The lake was originally called Gitchiway-Pigigonaysing by the Teme-Augama Anishnabai, meaning Big Rib Lake.

==Geography==
The lake is about 10 km long north to south and 1.2 km wide east to west. With the exception of the very southern tip, the lake is in the South Part of geographic Gillies Limit Township in Timiskaming District, today part of the town of Latchford; the southern tip is in geographic Best Township in Nipissing District, today part of the municipality of Temagami.

There are ten creek inflows: one at the north end of the lake from Johnson Lake; four on the east side, from an unnamed pond, Roosevelt Lake, Cliff Lake and an unnamed lake from north to south; one from unnamed lakes at Murphy's Bay at the southeast end; four on the west side, two from unnamed ponds, from Whitney Lake and an unnamed pond from north to south.
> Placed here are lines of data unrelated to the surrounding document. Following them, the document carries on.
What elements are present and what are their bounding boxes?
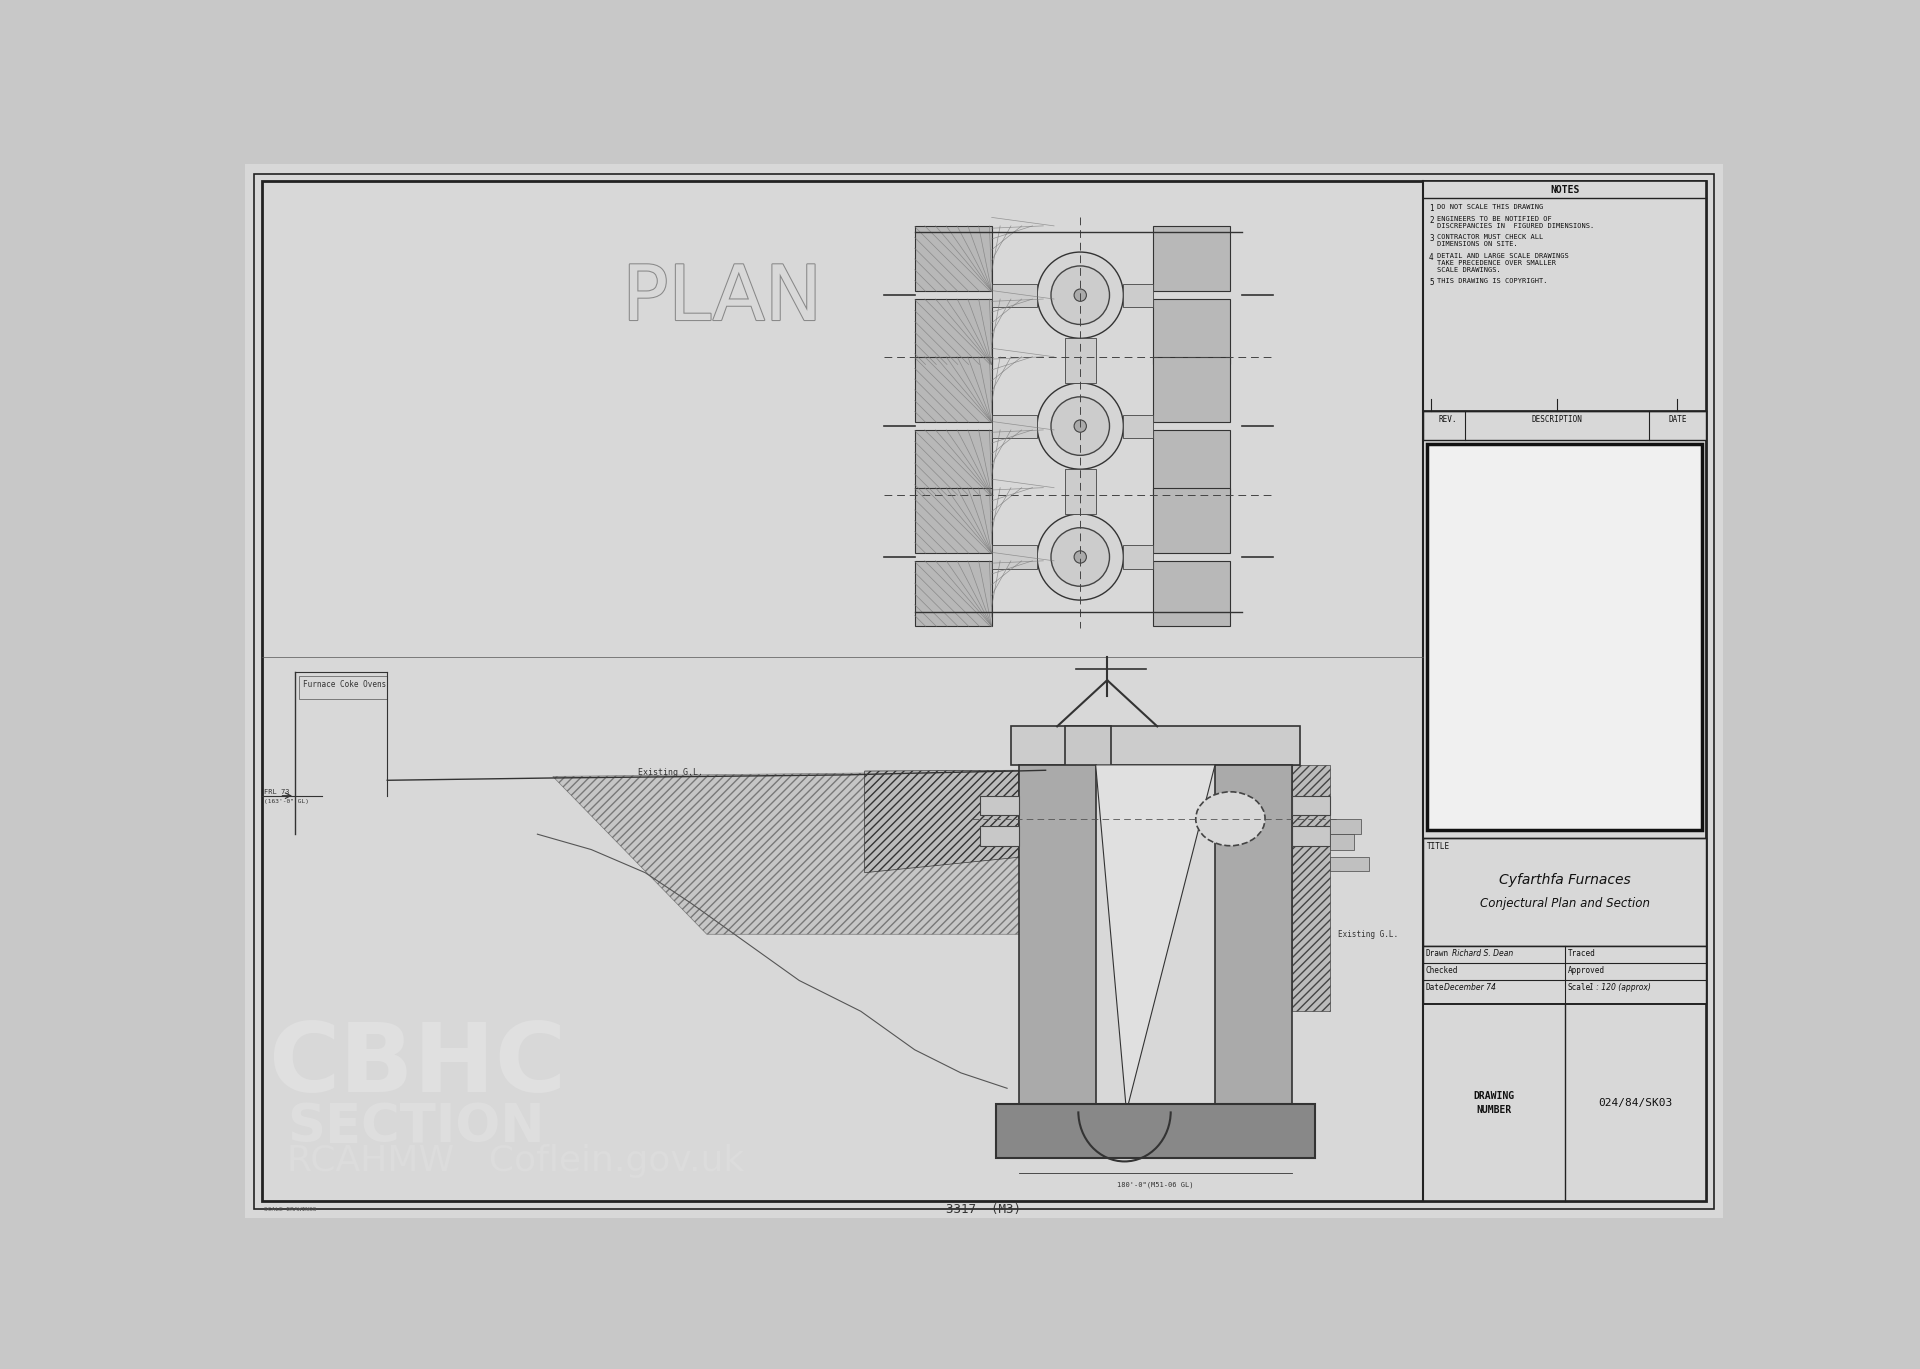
Text: 3: 3 (1428, 234, 1434, 244)
Text: ENGINEERS TO BE NOTIFIED OF: ENGINEERS TO BE NOTIFIED OF (1436, 216, 1551, 222)
Text: PLAN: PLAN (622, 261, 822, 335)
Polygon shape (1292, 765, 1331, 1012)
Circle shape (1037, 383, 1123, 470)
Bar (1123, 283, 1154, 307)
Text: 180'-0"(M51-06 GL): 180'-0"(M51-06 GL) (1117, 1181, 1194, 1188)
Bar (1123, 415, 1154, 438)
Bar (914, 357, 993, 422)
Bar (1331, 819, 1361, 834)
Bar (993, 283, 1037, 307)
Circle shape (1073, 289, 1087, 301)
Circle shape (1050, 397, 1110, 456)
Bar (914, 561, 993, 626)
Bar (979, 795, 1020, 815)
Circle shape (1037, 513, 1123, 600)
Bar (1066, 470, 1096, 513)
Circle shape (1073, 420, 1087, 433)
Bar (1331, 834, 1354, 850)
Text: 1 : 120 (approx): 1 : 120 (approx) (1590, 983, 1651, 991)
Text: Furnace Coke Ovens: Furnace Coke Ovens (303, 679, 386, 689)
Bar (914, 226, 993, 292)
Text: DETAIL AND LARGE SCALE DRAWINGS: DETAIL AND LARGE SCALE DRAWINGS (1436, 253, 1569, 259)
Polygon shape (553, 771, 1046, 934)
Circle shape (1050, 527, 1110, 586)
Text: 1: 1 (1428, 204, 1434, 214)
Polygon shape (1215, 765, 1292, 1112)
Bar (300, 676, 388, 700)
Bar (914, 487, 993, 553)
Bar (1292, 795, 1331, 815)
Bar (1423, 1003, 1707, 1202)
Bar (1154, 226, 1231, 292)
Text: (163'-0" GL): (163'-0" GL) (265, 798, 309, 804)
Text: REV.: REV. (1438, 415, 1457, 423)
Text: Date: Date (1427, 983, 1444, 991)
Text: 2: 2 (1428, 216, 1434, 225)
Bar (1331, 857, 1369, 871)
Bar (1123, 545, 1154, 568)
Text: SECTION: SECTION (288, 1101, 545, 1153)
Text: Traced: Traced (1567, 949, 1596, 958)
Text: RCAHMW   Coflein.gov.uk: RCAHMW Coflein.gov.uk (288, 1144, 745, 1179)
Circle shape (1037, 252, 1123, 338)
Circle shape (1050, 266, 1110, 324)
Text: Richard S. Dean: Richard S. Dean (1452, 949, 1513, 958)
Text: THIS DRAWING IS COPYRIGHT.: THIS DRAWING IS COPYRIGHT. (1436, 278, 1548, 285)
Text: Scale: Scale (1567, 983, 1592, 991)
Text: Existing G.L.: Existing G.L. (637, 768, 703, 778)
Bar (1154, 430, 1231, 496)
Text: Cyfarthfa Furnaces: Cyfarthfa Furnaces (1500, 873, 1630, 887)
Text: DISCREPANCIES IN  FIGURED DIMENSIONS.: DISCREPANCIES IN FIGURED DIMENSIONS. (1436, 223, 1594, 229)
Bar (979, 827, 1020, 846)
Polygon shape (1096, 765, 1215, 1112)
Text: Approved: Approved (1567, 967, 1605, 975)
Bar (993, 545, 1037, 568)
Bar (1427, 444, 1703, 831)
Text: DATE: DATE (1668, 415, 1686, 423)
Bar (1154, 298, 1231, 364)
Text: CONTRACTOR MUST CHECK ALL: CONTRACTOR MUST CHECK ALL (1436, 234, 1544, 241)
Bar (1154, 561, 1231, 626)
Bar (1423, 838, 1707, 946)
Text: TAKE PRECEDENCE OVER SMALLER: TAKE PRECEDENCE OVER SMALLER (1436, 260, 1555, 266)
Text: Drawn: Drawn (1427, 949, 1450, 958)
Bar (993, 415, 1037, 438)
Polygon shape (864, 771, 1020, 872)
Text: Checked: Checked (1427, 967, 1459, 975)
Bar (1423, 946, 1707, 1003)
Bar (1292, 827, 1331, 846)
Bar (996, 1103, 1315, 1158)
Text: DIMENSIONS ON SITE.: DIMENSIONS ON SITE. (1436, 241, 1517, 248)
Bar (1066, 727, 1112, 772)
Bar (914, 298, 993, 364)
Text: Existing G.L.: Existing G.L. (1338, 930, 1398, 939)
Text: TITLE: TITLE (1427, 842, 1450, 852)
Text: CBHC: CBHC (269, 1019, 566, 1112)
Text: SCALE DRAWINGS: SCALE DRAWINGS (265, 1207, 317, 1213)
Bar (1423, 411, 1707, 439)
Text: DO NOT SCALE THIS DRAWING: DO NOT SCALE THIS DRAWING (1436, 204, 1544, 211)
Circle shape (1073, 550, 1087, 563)
Bar (1423, 181, 1707, 411)
Text: Conjectural Plan and Section: Conjectural Plan and Section (1480, 897, 1649, 910)
Text: December 74: December 74 (1444, 983, 1496, 991)
Text: SCALE DRAWINGS.: SCALE DRAWINGS. (1436, 267, 1501, 272)
Text: NOTES: NOTES (1549, 185, 1580, 194)
Bar (914, 430, 993, 496)
Bar (1154, 487, 1231, 553)
Text: 4: 4 (1428, 253, 1434, 261)
Text: 3317  (M3): 3317 (M3) (947, 1203, 1021, 1217)
Bar (1154, 357, 1231, 422)
Text: 024/84/SK03: 024/84/SK03 (1597, 1098, 1672, 1108)
Text: FRL 73: FRL 73 (265, 789, 290, 795)
Bar (1066, 338, 1096, 383)
Text: DESCRIPTION: DESCRIPTION (1532, 415, 1582, 423)
Ellipse shape (1196, 791, 1265, 846)
Bar (1012, 727, 1300, 765)
Text: 5: 5 (1428, 278, 1434, 287)
Polygon shape (1020, 765, 1096, 1112)
Text: DRAWING
NUMBER: DRAWING NUMBER (1473, 1091, 1515, 1114)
The primary outflow is Net Creek, towards Petrault Lake, at the southwest corner of the lake, which eventually flows via Net Lake, Cassels Lake, Rabbit Lake, the Matabitchuan River, Lake Timiskaming, and the Ottawa River into the Saint Lawrence River.

==Transportation==
The Ontario Northland Railway mainline runs along the entire west side of the lake; the stops/settlements of Freeman and Rib Lake are on west shore. Ontario Highway 11 (Frontier Route) and the TransCanada pipeline run just west of the lake.